For the following financial years starting FY 18-19, the period for GSTR-9 must be considered as April of a financial year until March of the next financial year.
Return filed data in GSTR-3B or GSTR-4 not matching with data reported in annual GST returns
Taxpayers have to ensure the completion of the filing of all the monthly and quarterly GST returns in GSTR-1/3B or GSTR-4 for the given annual return period.

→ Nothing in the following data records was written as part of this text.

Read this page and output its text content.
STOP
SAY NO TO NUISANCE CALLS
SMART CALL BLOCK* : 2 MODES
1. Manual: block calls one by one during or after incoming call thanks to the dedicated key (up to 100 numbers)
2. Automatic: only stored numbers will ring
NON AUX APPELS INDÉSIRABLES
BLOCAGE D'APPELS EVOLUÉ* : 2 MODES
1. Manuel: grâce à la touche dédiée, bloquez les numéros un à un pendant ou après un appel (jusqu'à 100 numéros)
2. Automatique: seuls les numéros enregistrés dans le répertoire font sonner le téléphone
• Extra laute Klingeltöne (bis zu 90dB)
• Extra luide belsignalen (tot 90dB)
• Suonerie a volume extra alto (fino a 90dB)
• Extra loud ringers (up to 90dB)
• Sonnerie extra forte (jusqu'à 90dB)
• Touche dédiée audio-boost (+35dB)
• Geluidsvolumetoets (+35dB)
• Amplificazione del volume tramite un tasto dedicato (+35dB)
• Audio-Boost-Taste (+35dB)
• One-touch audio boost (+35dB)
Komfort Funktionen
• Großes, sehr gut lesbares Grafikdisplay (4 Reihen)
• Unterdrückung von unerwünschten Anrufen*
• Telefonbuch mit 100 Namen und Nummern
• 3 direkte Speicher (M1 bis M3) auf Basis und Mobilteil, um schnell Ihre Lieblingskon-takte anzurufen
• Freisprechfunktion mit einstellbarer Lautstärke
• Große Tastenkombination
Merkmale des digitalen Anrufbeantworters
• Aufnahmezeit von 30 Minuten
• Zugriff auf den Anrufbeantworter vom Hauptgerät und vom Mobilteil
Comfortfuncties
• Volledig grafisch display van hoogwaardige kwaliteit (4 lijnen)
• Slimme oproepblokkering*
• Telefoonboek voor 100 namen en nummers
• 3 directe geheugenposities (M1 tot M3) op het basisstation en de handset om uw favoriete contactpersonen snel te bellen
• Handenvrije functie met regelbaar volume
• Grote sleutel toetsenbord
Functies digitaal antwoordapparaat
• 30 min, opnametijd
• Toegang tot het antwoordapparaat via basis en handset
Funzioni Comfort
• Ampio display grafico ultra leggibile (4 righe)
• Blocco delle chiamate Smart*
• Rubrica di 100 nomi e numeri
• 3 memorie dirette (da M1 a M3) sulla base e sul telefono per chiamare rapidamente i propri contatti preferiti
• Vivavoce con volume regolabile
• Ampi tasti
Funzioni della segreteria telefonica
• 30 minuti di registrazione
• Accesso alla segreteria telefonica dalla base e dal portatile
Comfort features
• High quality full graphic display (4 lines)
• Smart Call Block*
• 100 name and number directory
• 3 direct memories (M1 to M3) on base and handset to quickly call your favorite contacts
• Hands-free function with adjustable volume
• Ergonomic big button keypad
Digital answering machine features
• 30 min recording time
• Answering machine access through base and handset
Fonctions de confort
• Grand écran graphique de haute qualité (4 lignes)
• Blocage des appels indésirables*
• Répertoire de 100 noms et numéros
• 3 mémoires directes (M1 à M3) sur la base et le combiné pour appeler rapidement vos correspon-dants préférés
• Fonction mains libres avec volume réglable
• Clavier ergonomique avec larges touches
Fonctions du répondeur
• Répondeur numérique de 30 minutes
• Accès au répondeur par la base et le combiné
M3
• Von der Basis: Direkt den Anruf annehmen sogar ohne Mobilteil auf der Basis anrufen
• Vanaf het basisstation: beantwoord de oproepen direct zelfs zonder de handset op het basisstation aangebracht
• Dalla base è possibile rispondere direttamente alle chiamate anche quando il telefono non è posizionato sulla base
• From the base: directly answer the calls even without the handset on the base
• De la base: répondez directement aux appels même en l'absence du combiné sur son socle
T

Also, they should see that it matches with the data to be reported in the GSTR-9. The difference in data reporting is one of the causes of getting a demand notice at a later date from the GST department.
The due date for making corrections to data of FY 17-18 has lapsed i.e. the extended due date of 31st March 2019. Taxpayers can still disclose any additional tax liability in the GSTR-9 return and pay the same in form DRC-03. However, any fresh unclaimed ITC belonging to that financial year cannot be claimed in GSTR-9. Such an amount of ITC pertaining to invoices raised in FY 17-18 must have been declared in any of the GSTR-3Bs filed before the month of March 2019.
Improper documentation practice
Recent times have seen many cases where the Government has got tip-offs for fake GST invoicing. However, a genuine taxpayer must not be inconvenienced in any way. Also, before filing the annual return, it is the responsibility of the taxpayer to reconcile, verify and report only accurate information.
Hence, the taxpayer should ensure that there is a substantial documentary proof of all data that is stated in the annual return, to avoid needless hassles at a later date.
Non-segregation of data in the annual return
The annual GST return needs bifurcation of data across various tables such as HSN codes, input tax credit, demands and refunds, to list down a few. In some cases, such breakups were not required at the time of filing the monthly or quarterly GST returns. Hence, books of accounts need a thorough search to find and report such data explicitly in the GSTR-9 return.
Misconstruing the applicability of GST Audit where turnover is above Rs. 2 crores
GST introduced a new legal requirement for businesses -GST audit. A business whose turnover exceeds rupees two crores is required to appoint an auditor and get their books of accounts audited, either by a Chartered Accountant or a Cost Accountant. They have to obtain a certified reconciliation statement between the audited financial statements and the annual return in the form GSTR-9C, which is also due by 30th June 2019 for FY 2017-18.
Most likely, if businesses tend to commit an error while computing the turnover the effect of which negates the requirement of audit, they will attract penal provisions. Hence, it is imperative to understand the term aggregate turnover which is calculated at a PAN level and by taking the entire financial year including the period of three months before GST implementation, i.e. 1st April 2017 to 30th June 2017.
Delay in filing GSTR-9 may leave you with a huge penalty
Taxpayers must file their GST returns before the deadline passes as this can not only save late fees but also helps avoid penalties and the even more challenging demand notice or the prosecution that may ensue. Further, the annual reconciliation done while filing GSTR-1 at many times reveals possible tax differences between GST returns and books of accounts.
Thus, any short payment of tax has to be fulfilled along with applicable interest. Huge interest can be saved by timely reconciliation and filing of annual returns.
Failure to file a nil return
Taxpayers tend to err by not filing annual returns considering that the year did not see any transactions.
However, GST law requires every GST registered taxpayer to mandatorily file a nil GST returns (GSTR-1/3B/4/9/9A) for the period up until cancellation of such GST registration.